1998, Professor Manning wrote a paper about this discovery, which immediately caused a sensation after its publication. Humans are keen on fortune telling. Cranial and facial fortune-telling was once very popular in Europe, but the Japanese invented blood type fortune-telling and it was also popular for some time. These are the physiological characteristics of the human body, which sounds more reliable than a birthday. Unfortunately, follow-up studies have proved that these fortune-telling methods are not reliable, and public interest has gradually disappeared.

The 2/4 finger ratio method is also used to measure people's physiological characteristics, and the measurement is convenient and simple, and the results are clear, and the scientific reason behind it seems to be quite reliable, so this method has quickly become a hot topic in the scientific community, ranging from the incidence of various chronic diseases to different personality characteristics. Sports circles also use it to screen athletes, and several papers prove that 2/4 fingers are more talented than young people.

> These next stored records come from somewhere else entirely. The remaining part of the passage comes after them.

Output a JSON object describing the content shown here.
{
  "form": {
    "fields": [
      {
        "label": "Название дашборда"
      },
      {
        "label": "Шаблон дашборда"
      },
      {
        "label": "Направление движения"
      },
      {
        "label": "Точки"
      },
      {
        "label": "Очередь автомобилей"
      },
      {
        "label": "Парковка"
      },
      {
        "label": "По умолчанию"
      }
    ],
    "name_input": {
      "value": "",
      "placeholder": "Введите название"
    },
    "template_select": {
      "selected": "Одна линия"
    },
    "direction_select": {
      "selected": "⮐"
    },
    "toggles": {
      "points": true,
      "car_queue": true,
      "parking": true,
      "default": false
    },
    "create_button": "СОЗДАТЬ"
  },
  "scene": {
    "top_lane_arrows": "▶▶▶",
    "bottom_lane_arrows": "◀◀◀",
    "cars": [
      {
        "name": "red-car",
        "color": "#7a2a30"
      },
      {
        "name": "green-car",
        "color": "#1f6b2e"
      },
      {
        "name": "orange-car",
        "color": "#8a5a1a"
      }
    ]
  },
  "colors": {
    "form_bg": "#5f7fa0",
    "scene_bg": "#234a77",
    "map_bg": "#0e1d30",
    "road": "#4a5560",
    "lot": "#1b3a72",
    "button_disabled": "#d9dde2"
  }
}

Even the archaeological community has come to stir it up. Someone has specially studied the handprints left by prehistoric humans on the cave walls, hoping to calculate the gender of the handprints owner through the proportion of 2/4 fingers.

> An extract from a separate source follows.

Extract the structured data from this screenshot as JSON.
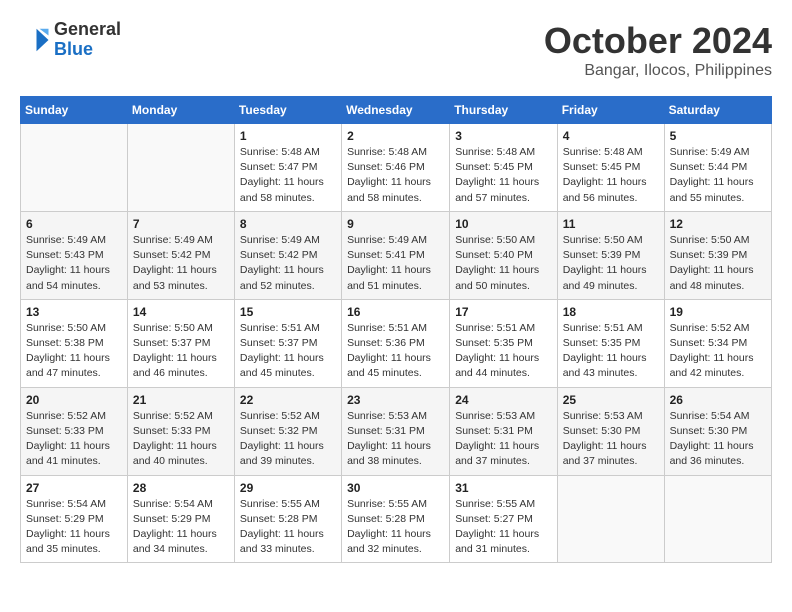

So, is palm reading really reliable? Wait a minute! Mitch Leslie, a senior American popular science writer, published a summary in the magazine Science published on June 7, 20 19, pointing out three doubts about palm reading.

First of all, Leslie collected many related papers and found that the ratio of 2/4 fingers varies greatly among different races, which is far greater than the gender difference, which shows that the genetic background of fortune tellers greatly affects the measurement results. In contrast, the relationship between 2/4 finger ratio and sex hormones is probably not as big as everyone thinks.

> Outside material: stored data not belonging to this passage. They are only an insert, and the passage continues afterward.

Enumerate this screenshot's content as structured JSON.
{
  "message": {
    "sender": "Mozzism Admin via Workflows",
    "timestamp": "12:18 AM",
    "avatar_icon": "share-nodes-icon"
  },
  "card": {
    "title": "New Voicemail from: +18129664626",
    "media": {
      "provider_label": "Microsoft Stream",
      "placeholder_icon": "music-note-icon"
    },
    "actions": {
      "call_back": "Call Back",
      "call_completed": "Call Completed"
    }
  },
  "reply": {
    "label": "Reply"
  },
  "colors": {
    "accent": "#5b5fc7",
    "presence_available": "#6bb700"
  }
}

Secondly, because it is too difficult to extract fetal blood, so far no laboratory can directly compare the relationship between fetal testosterone concentration in uterus and 2/4 finger ratio, so we can only find indirect evidence through animal experiments. A laboratory at the University of Florida has done experiments on mice, which proved that the concentration of testosterone in uterus is indeed related to the ratio of 2/4 fingers of mice, but this conclusion was quickly denied by similar experiments in another laboratory.

Thirdly, some biostatisticians believe that any research method that takes a certain proportion as a trait index is unreliable because it is easy to ignore the influence of other factors. For example, Douglas Culan-everett, an American biostatistician, once pointed out that the reason why men have less than 2/4 fingers is probably that men's palms are bigger than women's. When a person's hand grows bigger, the ring finger is likely to increase more than the index finger. As a result, the ratio of the two fingers has changed subtly. When Douglas Culan-everett used mathematical methods to eliminate the influence of palm size, the differences between men and women disappeared.